The tail fin assembly 2 is subsequently screwed onto the penetrator as a complete unit.

It is a matter of course that the invention is not limited to the exemplary embodiment described above. Thus, the sabot can be composed of only two or three sabot segments, for example. Moreover, the sealing and rotating bands can also be made of a different suitable material, such as sintered metals, instead of plastic.

The invention being thus described, it will be obvious that the same may be varied in many ways. Such variations are not to be regarded as a departure from the spirit and scope of the invention, and all such modifications as would be obvious to one skilled in the art are to be included within the scope of the following claims.

Claims

1. (canceled)

2. (canceled)

3. (canceled)

4. (canceled)

5. (canceled)

6. (canceled)

7. (canceled)

8. (canceled)

9. (canceled)

10. A fin-stabilized sub-caliber projectile adapted to be fired from a rifled barrel, the projectile comprising:

a penetrator with a tail fin assembly; and

a discardable sabot arranged on the penetrator, the discardable sabot having at least two sabot segments circumferentially joined to one another, which segments are separated from one another after leaving the barrel by centrifugal forces acting on the projectile during firing,

wherein the discardable sabot includes a main body made of a light metal alloy and having a front guide flange that is adapted to be supported on an inner wall of the barrel and a rear guide flange arranged at an axial distance,

wherein a connecting section of the discardable sabot is arranged between the front guide flange and the rear guide flange and has a smaller outer diameter than the front guide flange or the rear guide flange,

wherein the discardable sabot and the penetrator are joined together in a positive manner in a region of the rear guide flange,

wherein a sealing and rotating band is fastened onto the outer circumference of the rear guide flange, and

wherein the main body has at least two axially-extending, longitudinal grooves uniformly distributed over a circumference that laterally border the sabot segments.
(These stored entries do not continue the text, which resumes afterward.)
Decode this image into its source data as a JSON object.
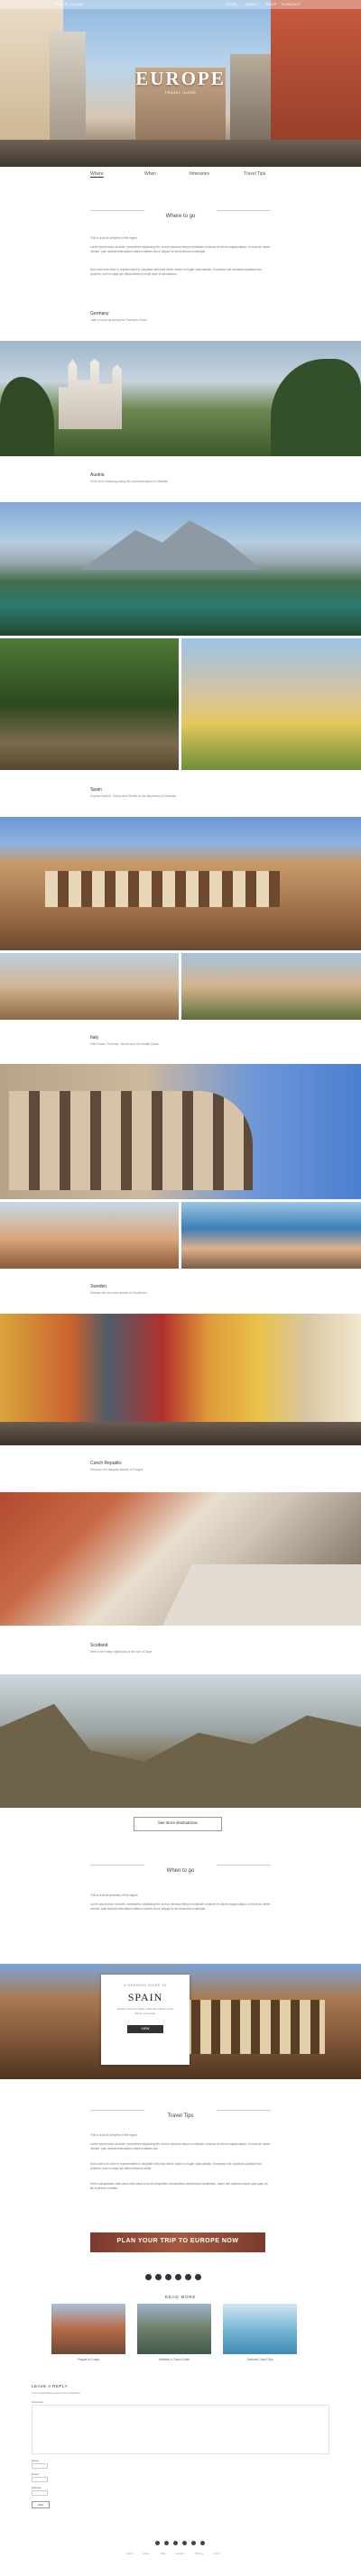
{
  "topbar": {
    "left": "TRAVEL GUIDE",
    "right": [
      "HOME",
      "ABOUT",
      "SHOP",
      "CONTACT"
    ]
  },
  "hero": {
    "title": "EUROPE",
    "subtitle": "TRAVEL GUIDE"
  },
  "nav": [
    "Where",
    "When",
    "Itineraries",
    "Travel Tips"
  ],
  "where_to_go": {
    "heading": "Where to go",
    "paragraphs": [
      "This is a short overview of the region.",
      "Lorem ipsum dolor sit amet, consectetur adipiscing elit, sed do eiusmod tempor incididunt ut labore et dolore magna aliqua. Ut enim ad minim veniam, quis nostrud exercitation ullamco laboris nisi ut aliquip ex ea commodo consequat.",
      "Duis aute irure dolor in reprehenderit in voluptate velit esse cillum dolore eu fugiat nulla pariatur. Excepteur sint occaecat cupidatat non proident, sunt in culpa qui officia deserunt mollit anim id est laborum."
    ]
  },
  "countries": [
    {
      "name": "Germany",
      "sub": "Take a road trip along the Romantic Road"
    },
    {
      "name": "Austria",
      "sub": "Drive from Salzburg along the mountain lakes to Hallstatt"
    },
    {
      "name": "Spain",
      "sub": "Explore Madrid, Toledo and Seville to the Alhambra of Granada"
    },
    {
      "name": "Italy",
      "sub": "Visit Rome, Florence, Venice and the Amalfi Coast"
    },
    {
      "name": "Sweden",
      "sub": "Wander the old town streets of Stockholm"
    },
    {
      "name": "Czech Republic",
      "sub": "Discover the fairytale streets of Prague"
    },
    {
      "name": "Scotland",
      "sub": "Hike in the misty highlands of the Isle of Skye"
    }
  ],
  "more_button": "See more destinations",
  "when_to_go": {
    "heading": "When to go",
    "paragraphs": [
      "This is a short summary of the region.",
      "Lorem ipsum dolor sit amet, consectetur adipiscing elit, sed do eiusmod tempor incididunt ut labore et dolore magna aliqua. Ut enim ad minim veniam, quis nostrud exercitation ullamco laboris nisi ut aliquip ex ea commodo consequat."
    ]
  },
  "card": {
    "kicker": "A WEEKEND GUIDE TO",
    "title": "SPAIN",
    "body": "Explore the best sights, food and culture of the Iberian peninsula.",
    "button": "VIEW"
  },
  "travel_tips": {
    "heading": "Travel Tips",
    "paragraphs": [
      "This is a short overview of the region.",
      "Lorem ipsum dolor sit amet, consectetur adipiscing elit, sed do eiusmod tempor incididunt ut labore et dolore magna aliqua. Ut enim ad minim veniam, quis nostrud exercitation ullamco laboris nisi.",
      "Duis aute irure dolor in reprehenderit in voluptate velit esse cillum dolore eu fugiat nulla pariatur. Excepteur sint occaecat cupidatat non proident, sunt in culpa qui officia deserunt mollit.",
      "Sed ut perspiciatis unde omnis iste natus error sit voluptatem accusantium doloremque laudantium, totam rem aperiam eaque ipsa quae ab illo inventore veritatis."
    ],
    "banner": "PLAN YOUR TRIP TO EUROPE NOW"
  },
  "read_more": {
    "heading": "READ MORE",
    "items": [
      {
        "caption": "Prague in 3 days"
      },
      {
        "caption": "Hallstatt: A Travel Guide"
      },
      {
        "caption": "Santorini Travel Tips"
      }
    ]
  },
  "comment": {
    "heading": "LEAVE A REPLY",
    "note": "Your email address will not be published.",
    "labels": [
      "Comment",
      "Name",
      "Email",
      "Website"
    ],
    "submit": "Post"
  },
  "footer": {
    "links": [
      "Home",
      "About",
      "Shop",
      "Contact",
      "Privacy",
      "Terms"
    ]
  },
  "colors": {
    "accent": "#c6534a",
    "banner": "#7a3a2e"
  }
}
11. The fin-stabilized sub-caliber projectile according to claim 10, wherein the main body has bores that pass axially through the front guide flange and extend towards the rear guide flange along the longitudinal grooves.

12. The fin-stabilized sub-caliber projectile according to claim 11, wherein a diameter of the bores is chosen such that a region between the penetrator and the bore where the main body has its smallest wall thickness acts as a predetermined breaking point along which the sabot segments separate from one another after leaving the barrel.

13. The fin-stabilized sub-caliber projectile according to claim 10, wherein the main body is made of an aluminum alloy.

14. The fin-stabilized sub-caliber projectile according to claim 10, wherein the positive connection between the discardable sabot and the penetrator is a threaded connection.

15. The fin-stabilized sub-caliber projectile according to claim 10, wherein the sealing and rotating band is made of plastic.

16. A method for producing a fin-stabilized sub-caliber projectile according to claim 10 that is adapted to be fired from a rifled barrel, the method comprising:

providing the penetrator as a blank already that has the outer contour of the main body as well as the central bore for the penetrator and the thread for positive connection of the penetrator and sabot;

connecting the penetrator into the sabot until the penetrator rests against the sabot in a positive manner;

introducing the sealing and rotating band into the recess of the rear guide flange; and

introducing the rear seal via a plastic injection molding method; and

connecting the tail fin assembly to the penetrator as a complete unit.

17. The method according to claim 16, wherein bores are introduced from the front side of the front guide flange in the axial direction to the rear guide flange prior to assembly, for the purpose of weight reduction in the prefabricated penetrator.

18. The method according to claim 16, wherein the introduction of the sealing and rotating band and the introduction of the rear seal takes place substantially simultaneously.